When operating upon living flesh, always have your knives rather too large than in any measure too small. The work is performed quicker; besides, the hands are kept at some distance from the wound, and the eyes thereby are enabled to direct their movements. The probability of mistakes is thus lessened, and no man, with a knife in his hand and bleeding flesh under his eyes, has a right to expose himself to the possibility of an error which, of course, is not to be erased or atoned for.
Should a horse, when under the knife, struggle, do not attempt to contend with the animal. Immediately leave hold of your instruments, and withdraw your person out of danger. Allow your knife, etc. to remain; it will seldom be displaced, or, if cast out of the wound, can be easily reintroduced; whereas, did you endeavor to snatch away or to retain your hold, the most lamentable consequences might be the result.
Another caution, and this part of the writer's office is concluded. When you operate upon a leg, have that limb uppermost, unless your incision is made upon the inner side. Have the foot placed upon a pillow or sack stuffed with straw, and a strong webbing put around the hoof. The webbing give to a man who is to pull at it. The dragging sensation renders the horse inclined to retract the member; therefore place yourself in front of the limb, or on the same side as the man who holds the webbing. The fore leg, when advanced, cannot be readily employed as a weapon of offense, and the hind limb is always, when used in defense, projected backward.
OPERATIONS—TRACHEOTOMY.
This operation is, perhaps, the most humane recourse of veterinary surgery. Neurotomy may save the horse from greater and longer suffering; but tracheotomy is performed, unlike the former operation, upon an animal in an unconscious state. Difficult respiration, either from tumor pressing upon the larynx, infiltration upon the lining membrane of the larynx, or choking from various causes, produces imperfect oxygenation of the blood. The vital current being impure, of course the brain which it nurtures is not in a condition of health or activity. The consciousness is impaired or altogether destroyed; and immediate relief is experienced after the performance of the operation. The recovery is as rapid as the previous symptoms were alarming. The altered aspect of the animal is as though the body were resuscitated. In certain cases, where every breath is drawn in pain, the ease afforded by tracheotomy is most marked. It makes little difference to Nature, by what means the air is inhaled, so that a sufficiency of diluted oxygen come in contact with the absorbing membrane of the lungs. This, when the larynx is closed or diseased, tracheotomy permits to be accomplished. It is equally beneficial, safe, and humane. However ugly its description may read, it is in practice to be strongly recommended.
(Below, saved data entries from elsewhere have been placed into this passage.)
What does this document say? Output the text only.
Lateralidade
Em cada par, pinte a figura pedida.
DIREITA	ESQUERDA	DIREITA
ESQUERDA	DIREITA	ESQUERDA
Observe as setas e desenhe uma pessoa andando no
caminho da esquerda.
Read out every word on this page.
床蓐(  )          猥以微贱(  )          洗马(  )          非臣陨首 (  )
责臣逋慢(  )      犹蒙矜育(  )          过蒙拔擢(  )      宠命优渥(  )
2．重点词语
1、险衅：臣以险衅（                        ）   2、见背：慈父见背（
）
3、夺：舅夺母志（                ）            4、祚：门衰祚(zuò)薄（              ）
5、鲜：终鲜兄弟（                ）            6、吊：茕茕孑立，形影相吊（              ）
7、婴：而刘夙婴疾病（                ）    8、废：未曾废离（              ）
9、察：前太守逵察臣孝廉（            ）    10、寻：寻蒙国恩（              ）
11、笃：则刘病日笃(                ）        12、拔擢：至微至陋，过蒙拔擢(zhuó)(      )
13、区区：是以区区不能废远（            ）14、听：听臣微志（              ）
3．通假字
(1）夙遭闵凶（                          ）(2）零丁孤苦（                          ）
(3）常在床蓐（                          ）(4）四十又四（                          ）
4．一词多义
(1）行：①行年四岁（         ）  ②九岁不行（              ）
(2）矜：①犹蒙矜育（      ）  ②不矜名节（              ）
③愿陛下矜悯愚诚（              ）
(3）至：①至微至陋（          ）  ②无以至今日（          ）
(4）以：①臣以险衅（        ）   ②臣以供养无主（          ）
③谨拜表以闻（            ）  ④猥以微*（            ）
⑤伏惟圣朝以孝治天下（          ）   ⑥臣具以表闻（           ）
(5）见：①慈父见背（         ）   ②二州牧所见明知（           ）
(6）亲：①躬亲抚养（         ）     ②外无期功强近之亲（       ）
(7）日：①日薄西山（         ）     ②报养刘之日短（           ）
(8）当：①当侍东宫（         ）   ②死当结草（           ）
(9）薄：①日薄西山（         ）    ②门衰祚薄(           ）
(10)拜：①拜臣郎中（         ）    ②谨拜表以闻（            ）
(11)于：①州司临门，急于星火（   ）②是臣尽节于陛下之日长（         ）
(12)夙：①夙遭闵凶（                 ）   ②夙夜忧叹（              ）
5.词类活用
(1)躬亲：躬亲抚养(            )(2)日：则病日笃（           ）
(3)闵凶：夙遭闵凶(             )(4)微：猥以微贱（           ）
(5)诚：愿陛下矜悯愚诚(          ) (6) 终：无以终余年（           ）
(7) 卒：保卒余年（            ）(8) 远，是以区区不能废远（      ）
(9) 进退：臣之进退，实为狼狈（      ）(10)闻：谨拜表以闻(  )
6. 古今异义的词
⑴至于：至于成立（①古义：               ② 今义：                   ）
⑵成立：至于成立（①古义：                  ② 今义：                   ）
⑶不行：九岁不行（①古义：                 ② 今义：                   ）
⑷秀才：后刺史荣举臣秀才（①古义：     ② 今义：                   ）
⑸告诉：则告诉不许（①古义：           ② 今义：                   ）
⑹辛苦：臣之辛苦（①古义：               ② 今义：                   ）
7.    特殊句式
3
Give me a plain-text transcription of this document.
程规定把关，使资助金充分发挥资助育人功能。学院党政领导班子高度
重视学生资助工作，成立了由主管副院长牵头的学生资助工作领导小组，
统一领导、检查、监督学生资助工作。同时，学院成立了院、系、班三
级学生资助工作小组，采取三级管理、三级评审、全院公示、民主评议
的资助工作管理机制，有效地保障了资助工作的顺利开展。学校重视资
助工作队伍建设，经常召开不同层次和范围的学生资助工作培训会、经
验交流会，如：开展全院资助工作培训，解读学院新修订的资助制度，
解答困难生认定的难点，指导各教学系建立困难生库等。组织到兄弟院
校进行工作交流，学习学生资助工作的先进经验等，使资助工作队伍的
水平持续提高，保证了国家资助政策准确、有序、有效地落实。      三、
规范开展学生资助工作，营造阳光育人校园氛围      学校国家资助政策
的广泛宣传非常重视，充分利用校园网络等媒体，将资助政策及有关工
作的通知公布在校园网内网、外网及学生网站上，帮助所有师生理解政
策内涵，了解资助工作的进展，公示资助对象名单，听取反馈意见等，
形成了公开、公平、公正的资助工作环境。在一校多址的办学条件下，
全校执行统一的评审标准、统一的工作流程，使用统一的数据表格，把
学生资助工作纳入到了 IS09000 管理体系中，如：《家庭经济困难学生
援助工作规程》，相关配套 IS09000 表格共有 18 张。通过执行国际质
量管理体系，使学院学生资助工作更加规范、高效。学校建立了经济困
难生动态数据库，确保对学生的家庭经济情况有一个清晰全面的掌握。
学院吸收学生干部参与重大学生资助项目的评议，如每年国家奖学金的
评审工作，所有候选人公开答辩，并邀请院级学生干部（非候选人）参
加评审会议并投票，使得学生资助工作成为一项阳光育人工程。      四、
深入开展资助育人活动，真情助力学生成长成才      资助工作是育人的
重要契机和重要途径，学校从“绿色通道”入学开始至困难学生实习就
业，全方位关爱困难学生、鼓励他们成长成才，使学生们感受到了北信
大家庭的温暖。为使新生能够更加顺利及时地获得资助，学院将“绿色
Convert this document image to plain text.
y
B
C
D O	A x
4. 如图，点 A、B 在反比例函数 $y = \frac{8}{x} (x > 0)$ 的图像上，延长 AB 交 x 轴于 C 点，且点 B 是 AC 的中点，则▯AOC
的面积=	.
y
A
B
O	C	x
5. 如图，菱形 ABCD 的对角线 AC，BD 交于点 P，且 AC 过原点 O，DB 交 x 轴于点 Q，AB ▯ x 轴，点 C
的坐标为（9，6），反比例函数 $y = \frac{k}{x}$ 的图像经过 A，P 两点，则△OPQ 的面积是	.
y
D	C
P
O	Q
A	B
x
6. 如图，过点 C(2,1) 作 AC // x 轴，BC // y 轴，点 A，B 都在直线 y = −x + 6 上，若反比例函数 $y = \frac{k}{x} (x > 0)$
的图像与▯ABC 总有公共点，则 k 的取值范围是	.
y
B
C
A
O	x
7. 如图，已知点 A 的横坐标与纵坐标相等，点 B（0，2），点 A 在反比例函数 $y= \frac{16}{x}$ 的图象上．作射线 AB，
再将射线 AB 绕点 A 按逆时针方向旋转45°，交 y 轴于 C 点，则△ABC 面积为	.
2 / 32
The general fault with veterinary surgeons is the delay which commonly pushes off the operation to the last moment. In this delay the proprietor is, perhaps, equally or even more at fault. Hope leads the owner on to the very last, and even then it is with reluctant horror that consent is given "to cut the horse's throat." Such is the term by which certain practitioners characterize tracheotomy; and though it is uttered merely as a joke, yet it creates an impression which acts against a harmless operation.
In agricultural districts, the veterinarian is frequently knocked up at night by a messenger, who announces "Farmer Hodges's horse be a dying." The farmer may live several miles off in the country; and the reluctant sleeper hurries on his clothes to obey the implied summons.
In due time the pair reach farmer Hodge's homestead. It needs no finger to point out the stable. The sound of laborious breathing effectually notifies it. However, the practitioner, upon entrance into the place, is horrified to find himself there with no better company than a boy and a rapidly-sinking animal. The circumstances demand other assistance. The horse doctor cannot help giving voice to his requirements. The lad hearing this, says hastily he will fetch somebody very soon—hangs up the lantern and vanishes into the darkness.
Minutes pass and no footfall greets the ear. The divisions of the hour are struck by the village church, and still no sound of returning steps. The animal becomes worse and worse. In its disabled state it fears to lie down, as that position impedes the breathing. In its efforts to stand, it reels about—now falling to one side and then to the other. Yet the departed messenger does not return. The veterinarian finds the limits of delay are passed: ten minutes more and the quadruped will be down. He takes out his lancet. One foot from the breast-bone, and as near the center of the neck as the rocking motion of the horse or the flickering light of the lantern will allow him to aim, he plunges the blade deeply into the flesh, if possible at one cut dividing the cartilages of the trachea. He has little control over the incision. Frequently a gash results from the tottering of the animal. Mostly he divides more than he would have done had daylight and assistance been afforded him.